The growing agreement that soil organic matter (SOM) is an essential factor to predict and optimise a wide range of soil ecosystem services, has made the lack of generally accepted mechanistic modelling tools for SOM degradation a pressing matter. In this study, we developed a state of the art mechanistic toolbox which embodies the core of SOM degradation, while maintaining a model structure that allows flexible addition of interactions with other soil components. The theoretical framework of the toolbox is an aerobic reaction network where SOM is defined as a mixture of known organic compounds from plant and microbial origin, that interact with microorganisms in a non-limiting aqueous environment.
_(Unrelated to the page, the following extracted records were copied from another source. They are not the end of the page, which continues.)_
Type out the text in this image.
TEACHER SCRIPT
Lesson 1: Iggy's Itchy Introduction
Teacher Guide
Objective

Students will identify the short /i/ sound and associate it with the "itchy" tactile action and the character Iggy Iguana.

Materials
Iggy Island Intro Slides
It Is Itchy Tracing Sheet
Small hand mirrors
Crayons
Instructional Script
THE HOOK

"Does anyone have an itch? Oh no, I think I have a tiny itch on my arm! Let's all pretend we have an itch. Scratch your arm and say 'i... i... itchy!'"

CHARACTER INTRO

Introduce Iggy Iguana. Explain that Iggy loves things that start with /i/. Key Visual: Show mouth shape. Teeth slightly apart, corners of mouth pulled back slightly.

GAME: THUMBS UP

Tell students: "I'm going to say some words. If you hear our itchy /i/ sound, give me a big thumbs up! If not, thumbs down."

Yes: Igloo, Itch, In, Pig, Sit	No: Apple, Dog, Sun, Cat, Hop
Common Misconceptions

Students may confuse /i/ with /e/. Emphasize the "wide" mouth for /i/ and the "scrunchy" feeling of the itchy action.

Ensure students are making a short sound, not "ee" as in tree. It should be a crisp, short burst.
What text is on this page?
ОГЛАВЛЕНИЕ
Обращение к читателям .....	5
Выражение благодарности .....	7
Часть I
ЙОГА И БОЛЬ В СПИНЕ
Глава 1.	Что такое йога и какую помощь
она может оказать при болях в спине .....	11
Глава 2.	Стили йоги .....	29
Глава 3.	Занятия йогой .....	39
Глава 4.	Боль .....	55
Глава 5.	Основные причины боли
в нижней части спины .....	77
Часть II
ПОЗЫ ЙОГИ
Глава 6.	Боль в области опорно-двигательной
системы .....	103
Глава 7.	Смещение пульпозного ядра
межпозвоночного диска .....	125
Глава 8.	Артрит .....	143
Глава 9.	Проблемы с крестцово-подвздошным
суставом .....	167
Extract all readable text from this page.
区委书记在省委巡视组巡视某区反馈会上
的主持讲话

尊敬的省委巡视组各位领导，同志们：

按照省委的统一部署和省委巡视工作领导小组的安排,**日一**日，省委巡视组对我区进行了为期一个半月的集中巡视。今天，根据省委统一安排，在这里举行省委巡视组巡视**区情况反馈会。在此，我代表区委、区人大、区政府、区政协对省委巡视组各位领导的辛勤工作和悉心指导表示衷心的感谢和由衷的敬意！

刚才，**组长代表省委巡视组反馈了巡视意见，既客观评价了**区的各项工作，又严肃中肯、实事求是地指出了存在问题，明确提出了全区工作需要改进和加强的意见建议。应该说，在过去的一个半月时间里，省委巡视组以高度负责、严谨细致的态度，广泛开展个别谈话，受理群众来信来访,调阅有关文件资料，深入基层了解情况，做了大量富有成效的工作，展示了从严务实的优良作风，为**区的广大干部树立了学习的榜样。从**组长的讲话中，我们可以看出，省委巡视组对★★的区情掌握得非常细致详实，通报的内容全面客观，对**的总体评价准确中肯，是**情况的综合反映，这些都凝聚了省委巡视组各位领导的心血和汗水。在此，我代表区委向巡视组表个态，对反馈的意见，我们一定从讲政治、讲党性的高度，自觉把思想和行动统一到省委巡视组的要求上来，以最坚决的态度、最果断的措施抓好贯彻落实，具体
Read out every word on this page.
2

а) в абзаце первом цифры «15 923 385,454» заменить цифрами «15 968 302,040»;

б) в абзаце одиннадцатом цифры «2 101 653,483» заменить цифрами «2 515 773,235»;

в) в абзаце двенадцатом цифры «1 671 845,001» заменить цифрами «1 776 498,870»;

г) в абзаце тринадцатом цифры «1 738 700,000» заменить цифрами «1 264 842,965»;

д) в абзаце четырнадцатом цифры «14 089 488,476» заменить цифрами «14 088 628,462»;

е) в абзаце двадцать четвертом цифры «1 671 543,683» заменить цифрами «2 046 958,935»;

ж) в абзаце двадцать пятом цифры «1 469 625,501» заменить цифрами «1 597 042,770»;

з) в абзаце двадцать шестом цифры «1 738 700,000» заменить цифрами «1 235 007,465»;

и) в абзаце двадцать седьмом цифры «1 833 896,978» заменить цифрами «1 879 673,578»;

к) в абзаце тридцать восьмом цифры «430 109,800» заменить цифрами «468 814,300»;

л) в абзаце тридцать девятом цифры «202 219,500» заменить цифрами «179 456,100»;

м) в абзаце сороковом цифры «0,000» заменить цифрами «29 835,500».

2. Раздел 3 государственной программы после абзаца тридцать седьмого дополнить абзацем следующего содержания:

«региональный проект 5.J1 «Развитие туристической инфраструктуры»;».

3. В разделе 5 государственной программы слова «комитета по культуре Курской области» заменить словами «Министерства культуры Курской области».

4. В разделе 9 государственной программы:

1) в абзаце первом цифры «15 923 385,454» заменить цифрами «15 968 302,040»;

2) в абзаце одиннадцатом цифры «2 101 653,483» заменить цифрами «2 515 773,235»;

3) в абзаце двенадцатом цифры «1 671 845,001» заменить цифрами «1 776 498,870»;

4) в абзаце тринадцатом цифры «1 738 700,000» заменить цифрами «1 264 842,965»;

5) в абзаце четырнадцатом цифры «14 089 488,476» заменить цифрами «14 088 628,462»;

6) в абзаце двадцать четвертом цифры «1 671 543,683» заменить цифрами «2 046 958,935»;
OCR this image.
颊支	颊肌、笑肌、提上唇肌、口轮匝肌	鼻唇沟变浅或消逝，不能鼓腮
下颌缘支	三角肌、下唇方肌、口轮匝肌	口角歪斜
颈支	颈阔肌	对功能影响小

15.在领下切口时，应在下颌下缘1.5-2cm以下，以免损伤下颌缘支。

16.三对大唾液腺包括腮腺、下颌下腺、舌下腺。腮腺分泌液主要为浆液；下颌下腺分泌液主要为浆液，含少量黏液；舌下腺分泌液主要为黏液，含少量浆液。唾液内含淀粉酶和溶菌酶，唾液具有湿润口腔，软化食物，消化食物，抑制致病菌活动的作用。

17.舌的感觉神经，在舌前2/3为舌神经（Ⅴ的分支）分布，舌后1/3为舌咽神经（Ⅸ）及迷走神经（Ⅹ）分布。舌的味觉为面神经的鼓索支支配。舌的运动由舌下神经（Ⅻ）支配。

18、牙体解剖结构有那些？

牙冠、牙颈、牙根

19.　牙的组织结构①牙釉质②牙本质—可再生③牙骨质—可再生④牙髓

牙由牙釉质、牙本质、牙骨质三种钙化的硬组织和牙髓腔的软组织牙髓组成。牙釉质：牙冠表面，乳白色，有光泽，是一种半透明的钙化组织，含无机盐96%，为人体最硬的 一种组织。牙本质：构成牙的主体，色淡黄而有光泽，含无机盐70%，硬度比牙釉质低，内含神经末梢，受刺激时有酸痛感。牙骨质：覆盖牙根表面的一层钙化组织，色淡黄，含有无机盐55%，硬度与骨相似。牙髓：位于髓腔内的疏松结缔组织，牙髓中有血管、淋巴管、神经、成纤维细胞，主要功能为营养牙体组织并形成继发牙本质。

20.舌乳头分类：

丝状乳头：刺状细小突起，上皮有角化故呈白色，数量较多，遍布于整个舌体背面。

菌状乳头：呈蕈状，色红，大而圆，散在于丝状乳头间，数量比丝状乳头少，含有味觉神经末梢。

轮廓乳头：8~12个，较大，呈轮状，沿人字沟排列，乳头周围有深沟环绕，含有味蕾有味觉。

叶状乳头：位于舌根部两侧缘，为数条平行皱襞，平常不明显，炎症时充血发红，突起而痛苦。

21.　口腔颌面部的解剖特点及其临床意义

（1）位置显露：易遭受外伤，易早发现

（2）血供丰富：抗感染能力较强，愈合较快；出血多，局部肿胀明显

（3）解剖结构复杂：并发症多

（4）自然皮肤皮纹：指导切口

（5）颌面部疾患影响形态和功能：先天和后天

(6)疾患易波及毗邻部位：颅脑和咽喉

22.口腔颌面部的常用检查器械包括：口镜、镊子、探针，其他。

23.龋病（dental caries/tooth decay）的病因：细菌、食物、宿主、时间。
Simulations of the toolbox show that the bulk properties of SOM can be interpreted as weighted averages of the properties of individual organic compounds. The downside of implementing a novel theoretical approach in the toolbox, is that some crucial parameter values are poorly documented in literature. To tackle this issue, we incorporated a Bayesian inference tool, which is capable of selecting an experimental design that makes optimal use of the inherent model structure to maximise the future parameter identifiability. The toolbox shows promising outlooks to both a) increase the acceptance of the state of the art insights in SOM degradation by reinterpreting older experimental findings, while b) further enhancing mechanistic modelling of interaction processes between SOM and other soil components to, ultimately, make accurate predictions of SOM degradation within a complex soil environment.